Литмир - Электронная Библиотека
A
A

- Труба дело, старик, - сказал он, дыша словно астматик. - Чуть не заблудился. Не начни ты стрелять - ушел бы не знаю куда.

- Не догнал? - спросил Кирилл, хотя и без этого все было ясно.

- Где там! Был бы Ытхан - другое дело. Тот бы остановился, а эти прут, что горбуша на икромет. И как я не разглядел эту вшивую яму?! - Женька выругался. - Ладно, - сказал он, отведя душу, - после драки кулаками не машут. Давай берлогу строить, старик. Эта свистопляска может на неделю затянуться. Ничего, жратвы у нас хватит, отлежимся. Ты что это?

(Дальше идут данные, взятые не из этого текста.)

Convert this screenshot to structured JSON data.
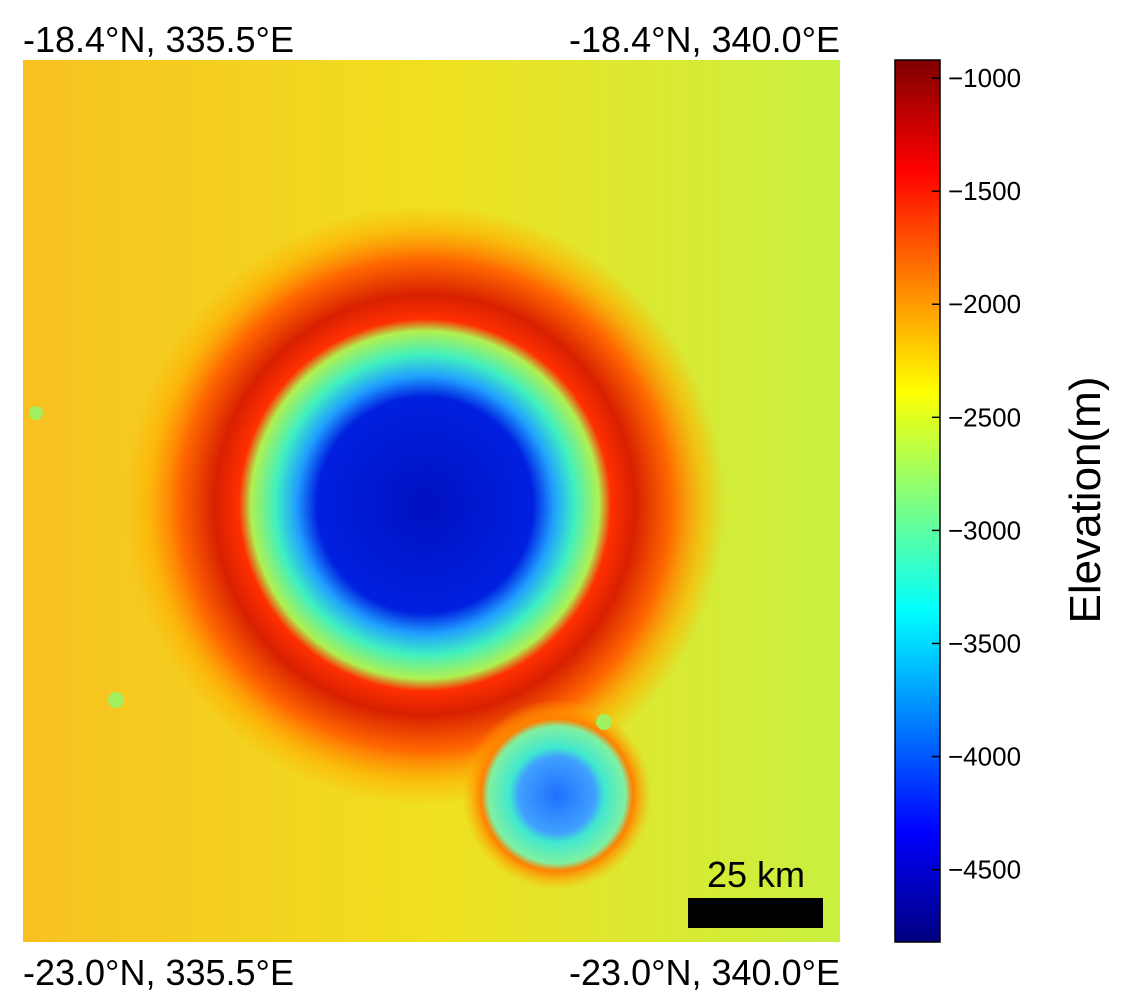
{
  "corner_labels": {
    "top_left": "-18.4°N, 335.5°E",
    "top_right": "-18.4°N, 340.0°E",
    "bottom_left": "-23.0°N, 335.5°E",
    "bottom_right": "-23.0°N, 340.0°E"
  },
  "scale_bar": {
    "label": "25 km"
  },
  "colorbar": {
    "label": "Elevation(m)",
    "lim": [
      -4820,
      -920
    ],
    "ticks": [
      {
        "value": -1000,
        "label": "−1000"
      },
      {
        "value": -1500,
        "label": "−1500"
      },
      {
        "value": -2000,
        "label": "−2000"
      },
      {
        "value": -2500,
        "label": "−2500"
      },
      {
        "value": -3000,
        "label": "−3000"
      },
      {
        "value": -3500,
        "label": "−3500"
      },
      {
        "value": -4000,
        "label": "−4000"
      },
      {
        "value": -4500,
        "label": "−4500"
      }
    ]
  }
}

- Саданулся, когда оверкиль делали.

- Здорово?

- Не знаю, не смотрел.

Вдвоем они вытащили из окопа нарты и придавили ими один край брезента. Другой закрепили ломиком, прорезав в брезенте дыру. Ветер вырывал из рук тяжелый, задубевший на морозе материал, как парус, надувал его, но они все-таки накрыли окоп. Женька хотел было углубить его, но бросил бесполезное занятие: окоп заносило на глазах. Они побросали в него вещи и сползли сами. Под брезентом было темно и тесно, но туда не так задувал ветер, и это уже было хорошо. Холода они пока что не ощущали. Порывшись в рюкзаке, Женька сказал:

- Подрубаем, старик, и впадаем в анабиоз. Это самое лучшее, что можно придумать в нашем положении.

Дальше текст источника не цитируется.